That limitation is important because it reinforces the ship’s role. The MOTH is meant to work, not duel. Crews operating one will still need route planning, situational awareness, and a realistic understanding of risk in unsecured areas.
Interior changes support the job
Inside, the MOTH is more than a simple room swap. The lower section now centers on a vertical salvage cargo arrangement, while the old engineering space has been converted into a processing room with an onboard refinery. The ship also includes crew living essentials such as beds, a bathroom, and suit lockers, supporting the idea that it is meant for longer operations than a small starter salvager. Developers also say internal routes, doors, and ladders were widened to improve movement and component extraction, which points to a more deliberate focus on moment-to-moment usability.

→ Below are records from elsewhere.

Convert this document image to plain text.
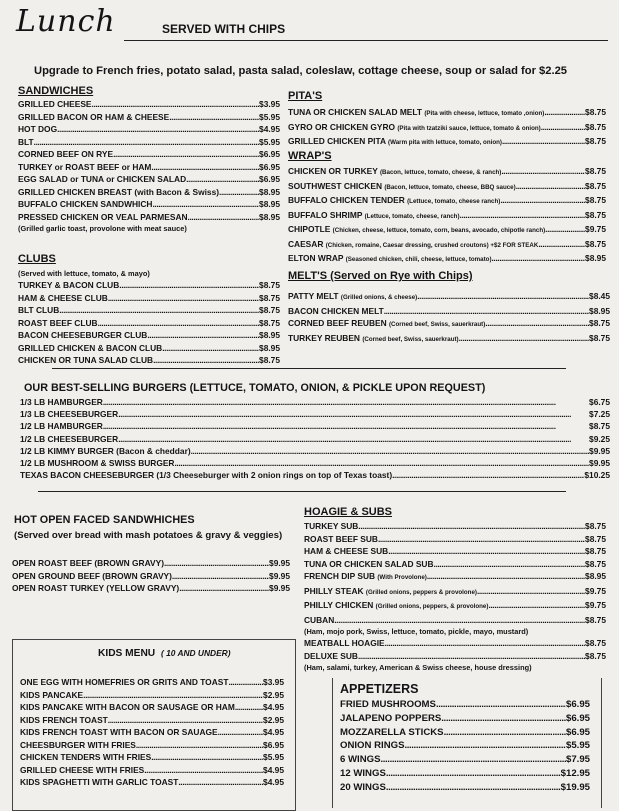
Lunch	SERVED WITH CHIPS
Upgrade to French fries, potato salad, pasta salad, coleslaw, cottage cheese, soup or salad for $2.25
SANDWICHES
GRILLED CHEESE .....	$3.95
GRILLED BACON OR HAM & CHEESE .....	$5.95
HOT DOG .....	$4.95
BLT .....	$5.95
CORNED BEEF ON RYE .....	$6.95
TURKEY or ROAST BEEF or HAM .....	$6.95
EGG SALAD or TUNA or CHICKEN SALAD .....	$6.95
GRILLED CHICKEN BREAST (with Bacon & Swiss) .....	$8.95
BUFFALO CHICKEN SANDWHICH .....	$8.95
PRESSED CHICKEN OR VEAL PARMESAN .....	$8.95
(Grilled garlic toast, provolone with meat sauce)
CLUBS
(Served with lettuce, tomato, & mayo)
TURKEY & BACON CLUB .....	$8.75
HAM & CHEESE CLUB .....	$8.75
BLT CLUB .....	$8.75
ROAST BEEF CLUB .....	$8.75
BACON CHEESEBURGER CLUB .....	$8.95
GRILLED CHICKEN & BACON CLUB .....	$8.95
CHICKEN OR TUNA SALAD CLUB .....	$8.75
PITA'S
TUNA OR CHICKEN SALAD MELT (Pita with cheese, lettuce, tomato ,onion) .....	$8.75
GYRO OR CHICKEN GYRO (Pita with tzatziki sauce, lettuce, tomato & onion) .....	$8.75
GRILLED CHICKEN PITA (Warm pita with lettuce, tomato, onion) .....	$8.75
WRAP'S
CHICKEN OR TURKEY (Bacon, lettuce, tomato, cheese, & ranch) .....	$8.75
SOUTHWEST CHICKEN (Bacon, lettuce, tomato, cheese, BBQ sauce) .....	$8.75
BUFFALO CHICKEN TENDER (Lettuce, tomato, cheese ranch) .....	$8.75
BUFFALO SHRIMP (Lettuce, tomato, cheese, ranch) .....	$8.75
CHIPOTLE (Chicken, cheese, lettuce, tomato, corn, beans, avocado, chipotle ranch) .....	$9.75
CAESAR (Chicken, romaine, Caesar dressing, crushed croutons) +$2 FOR STEAK .....	$8.75
ELTON WRAP (Seasoned chicken, chili, cheese, lettuce, tomato) .....	$8.95
MELT'S (Served on Rye with Chips)
PATTY MELT (Grilled onions, & cheese) .....	$8.45
BACON CHICKEN MELT .....	$8.95
CORNED BEEF REUBEN (Corned beef, Swiss, sauerkraut) .....	$8.75
TURKEY REUBEN (Corned beef, Swiss, sauerkraut) .....	$8.75
OUR BEST-SELLING BURGERS (LETTUCE, TOMATO, ONION, & PICKLE UPON REQUEST)
1/3 LB HAMBURGER .....	$6.75
1/3 LB CHEESEBURGER .....	$7.25
1/2 LB HAMBURGER .....	$8.75
1/2 LB CHEESEBURGER .....	$9.25
1/2 LB KIMMY BURGER (Bacon & cheddar) .....	$9.95
1/2 LB MUSHROOM & SWISS BURGER .....	$9.95
TEXAS BACON CHEESEBURGER (1/3 Cheeseburger with 2 onion rings on top of Texas toast) .....	$10.25
HOT OPEN FACED SANDWHICHES
(Served over bread with mash potatoes & gravy & veggies)
OPEN ROAST BEEF (BROWN GRAVY) .....	$9.95
OPEN GROUND BEEF (BROWN GRAVY) .....	$9.95
OPEN ROAST TURKEY (YELLOW GRAVY) .....	$9.95
HOAGIE & SUBS
TURKEY SUB .....	$8.75
ROAST BEEF SUB .....	$8.75
HAM & CHEESE SUB .....	$8.75
TUNA OR CHICKEN SALAD SUB .....	$8.75
FRENCH DIP SUB (With Provolone) .....	$8.95
PHILLY STEAK (Grilled onions, peppers & provolone) .....	$9.75
PHILLY CHICKEN (Grilled onions, peppers, & provolone) .....	$9.75
CUBAN .....	$8.75
(Ham, mojo pork, Swiss, lettuce, tomato, pickle, mayo, mustard)
MEATBALL HOAGIE .....	$8.75
DELUXE SUB .....	$8.75
(Ham, salami, turkey, American & Swiss cheese, house dressing)
KIDS MENU ( 10 AND UNDER)
ONE EGG WITH HOMEFRIES OR GRITS AND TOAST .....	$3.95
KIDS PANCAKE .....	$2.95
KIDS PANCAKE WITH BACON OR SAUSAGE OR HAM .....	$4.95
KIDS FRENCH TOAST .....	$2.95
KIDS FRENCH TOAST WITH BACON OR SAUAGE .....	$4.95
CHEESBURGER WITH FRIES .....	$6.95
CHICKEN TENDERS WITH FRIES .....	$5.95
GRILLED CHEESE WITH FRIES .....	$4.95
KIDS SPAGHETTI WITH GARLIC TOAST .....	$4.95
APPETIZERS
FRIED MUSHROOMS .....	$6.95
JALAPENO POPPERS .....	$6.95
MOZZARELLA STICKS .....	$6.95
ONION RINGS .....	$5.95
6 WINGS .....	$7.95
12 WINGS .....	$12.95
20 WINGS .....	$19.95
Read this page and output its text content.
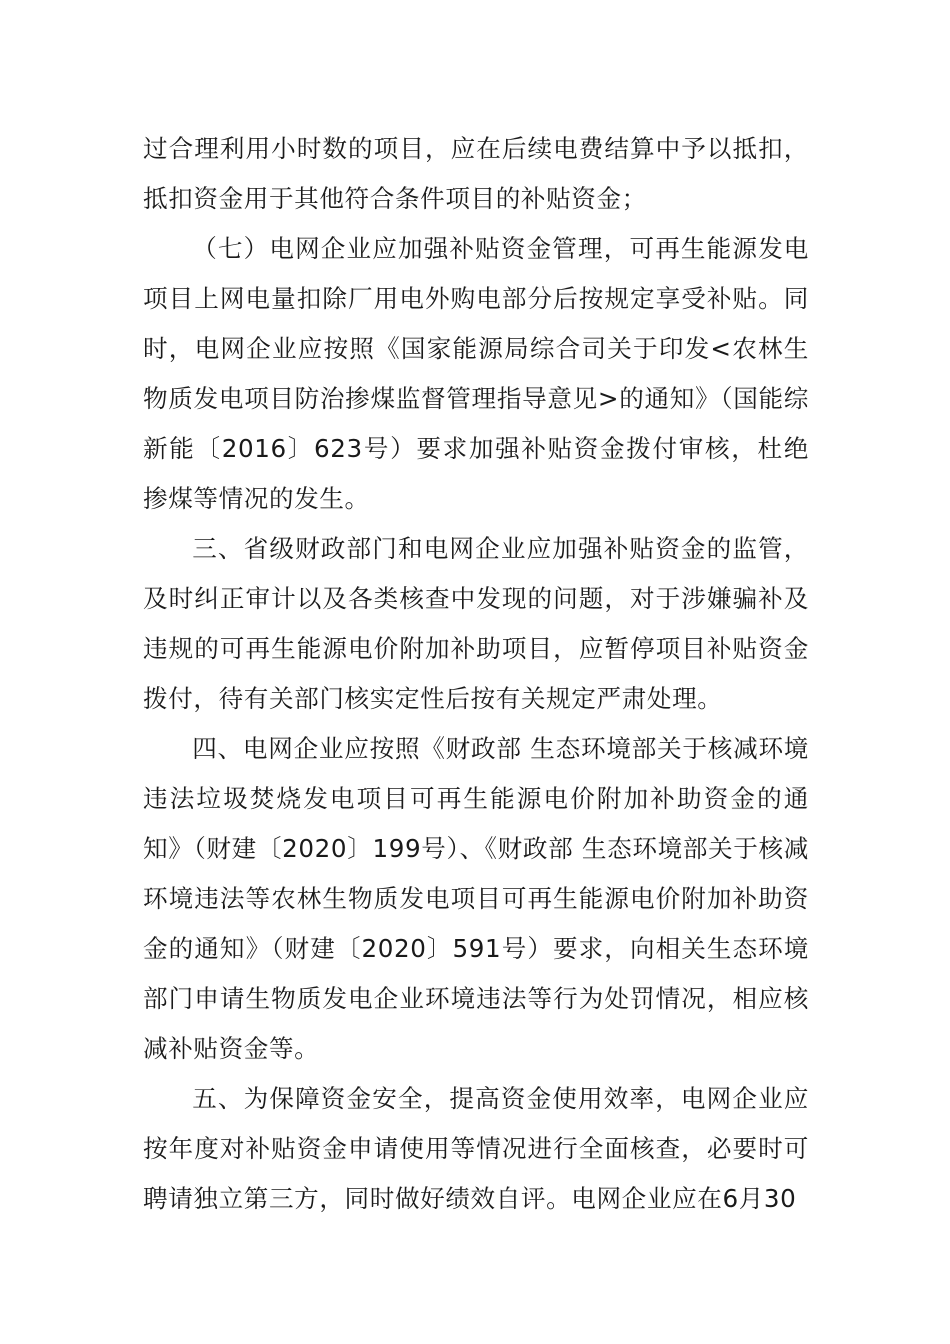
过合理利用小时数的项目，应在后续电费结算中予以抵扣，抵扣资金用于其他符合条件项目的补贴资金；

（七）电网企业应加强补贴资金管理，可再生能源发电项目上网电量扣除厂用电外购电部分后按规定享受补贴。同时，电网企业应按照《国家能源局综合司关于印发<农林生物质发电项目防治掺煤监督管理指导意见>的通知》（国能综新能〔2016〕623号）要求加强补贴资金拨付审核，杜绝掺煤等情况的发生。

三、省级财政部门和电网企业应加强补贴资金的监管，及时纠正审计以及各类核查中发现的问题，对于涉嫌骗补及违规的可再生能源电价附加补助项目，应暂停项目补贴资金拨付，待有关部门核实定性后按有关规定严肃处理。

四、电网企业应按照《财政部 生态环境部关于核减环境违法垃圾焚烧发电项目可再生能源电价附加补助资金的通知》（财建〔2020〕199号）、《财政部 生态环境部关于核减环境违法等农林生物质发电项目可再生能源电价附加补助资金的通知》（财建〔2020〕591号）要求，向相关生态环境部门申请生物质发电企业环境违法等行为处罚情况，相应核减补贴资金等。

五、为保障资金安全，提高资金使用效率，电网企业应按年度对补贴资金申请使用等情况进行全面核查，必要时可聘请独立第三方，同时做好绩效自评。电网企业应在6月30
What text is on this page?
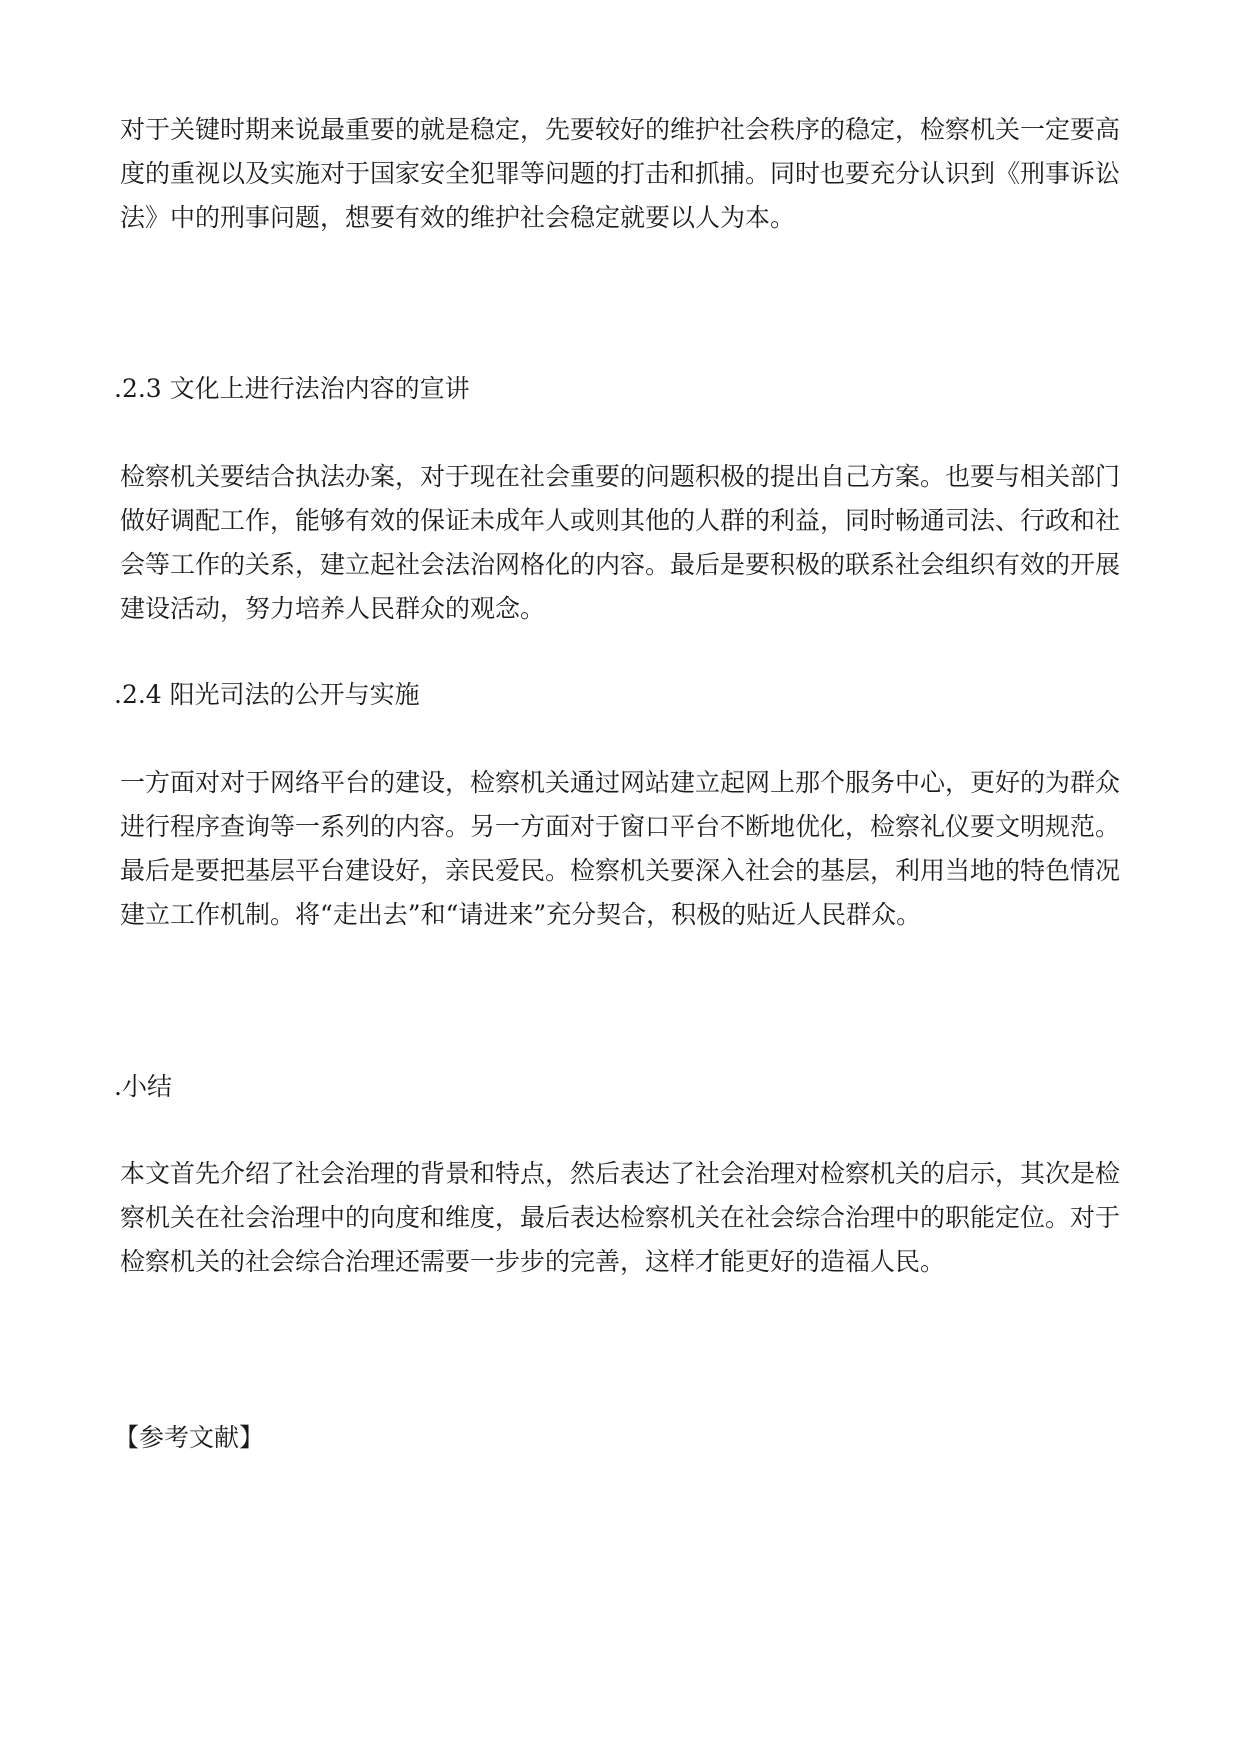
对于关键时期来说最重要的就是稳定，先要较好的维护社会秩序的稳定，检察机关一定要高度的重视以及实施对于国家安全犯罪等问题的打击和抓捕。同时也要充分认识到《刑事诉讼法》中的刑事问题，想要有效的维护社会稳定就要以人为本。

.2.3 文化上进行法治内容的宣讲

检察机关要结合执法办案，对于现在社会重要的问题积极的提出自己方案。也要与相关部门做好调配工作，能够有效的保证未成年人或则其他的人群的利益，同时畅通司法、行政和社会等工作的关系，建立起社会法治网格化的内容。最后是要积极的联系社会组织有效的开展建设活动，努力培养人民群众的观念。

.2.4 阳光司法的公开与实施

一方面对对于网络平台的建设，检察机关通过网站建立起网上那个服务中心，更好的为群众进行程序查询等一系列的内容。另一方面对于窗口平台不断地优化，检察礼仪要文明规范。最后是要把基层平台建设好，亲民爱民。检察机关要深入社会的基层，利用当地的特色情况建立工作机制。将“走出去”和“请进来”充分契合，积极的贴近人民群众。

.小结

本文首先介绍了社会治理的背景和特点，然后表达了社会治理对检察机关的启示，其次是检察机关在社会治理中的向度和维度，最后表达检察机关在社会综合治理中的职能定位。对于检察机关的社会综合治理还需要一步步的完善，这样才能更好的造福人民。

【参考文献】
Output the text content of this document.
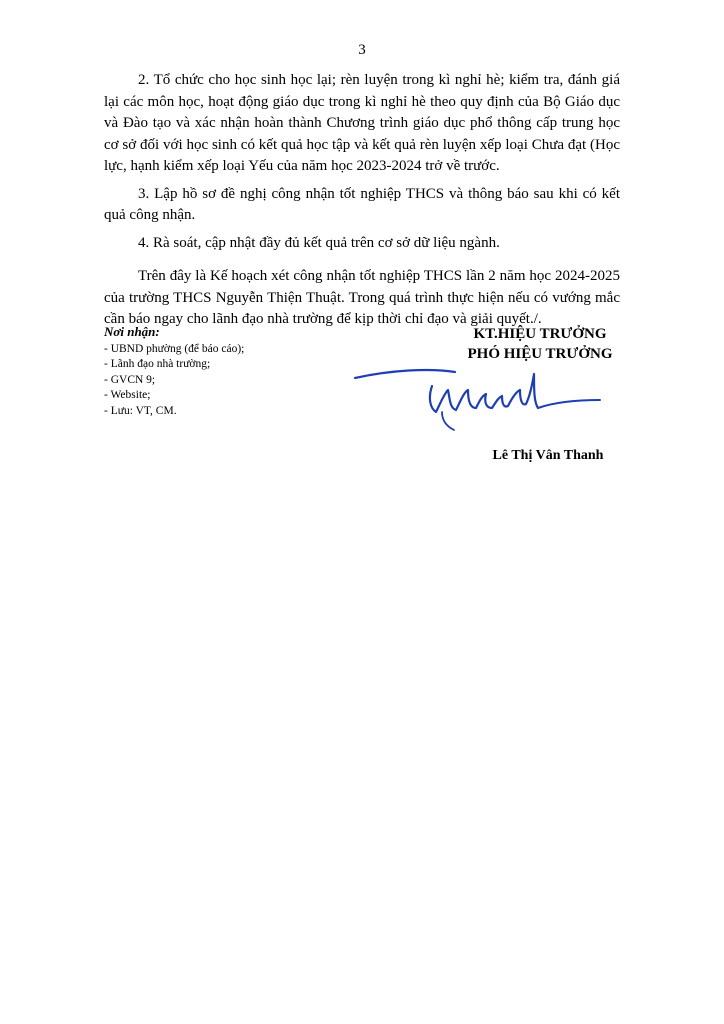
3

2. Tổ chức cho học sinh học lại; rèn luyện trong kì nghỉ hè; kiểm tra, đánh giá lại các môn học, hoạt động giáo dục trong kì nghỉ hè theo quy định của Bộ Giáo dục và Đào tạo và xác nhận hoàn thành Chương trình giáo dục phổ thông cấp trung học cơ sở đối với học sinh có kết quả học tập và kết quả rèn luyện xếp loại Chưa đạt (Học lực, hạnh kiểm xếp loại Yếu của năm học 2023-2024 trở về trước.

3. Lập hồ sơ đề nghị công nhận tốt nghiệp THCS và thông báo sau khi có kết quả công nhận.

4. Rà soát, cập nhật đầy đủ kết quả trên cơ sở dữ liệu ngành.

Trên đây là Kế hoạch xét công nhận tốt nghiệp THCS lần 2 năm học 2024-2025 của trường THCS Nguyễn Thiện Thuật. Trong quá trình thực hiện nếu có vướng mắc cần báo ngay cho lãnh đạo nhà trường để kịp thời chỉ đạo và giải quyết./.

Nơi nhận:
- UBND phường (để báo cáo);
- Lãnh đạo nhà trường;
- GVCN 9;
- Website;
- Lưu: VT, CM.
KT.HIỆU TRƯỞNG
PHÓ HIỆU TRƯỞNG
Lê Thị Vân Thanh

Those quality-of-life adjustments may not headline the reveal, but they are often what determine whether a ship feels good to live with after the novelty wears off.
What the MOTH means for salvage progression
The MOTH matters because it fills a gap players have been asking about for years. Star Citizen now has a clearer salvage ladder: lighter entry points, a more capable solo or small-scale option, a dedicated medium multi-crew salvager, and finally the Reclaimer at the top end. In practical terms, that gives the profession a more natural progression path and makes it easier for groups of friends to scale their operation without leaping straight into one of the game’s largest industrial ships.
It also suggests CIG is continuing to build professions in layered steps rather than around one dominant endpoint. The MOTH is not trying to replace the Vulture or the Reclaimer. It is there to make the road between them feel complete.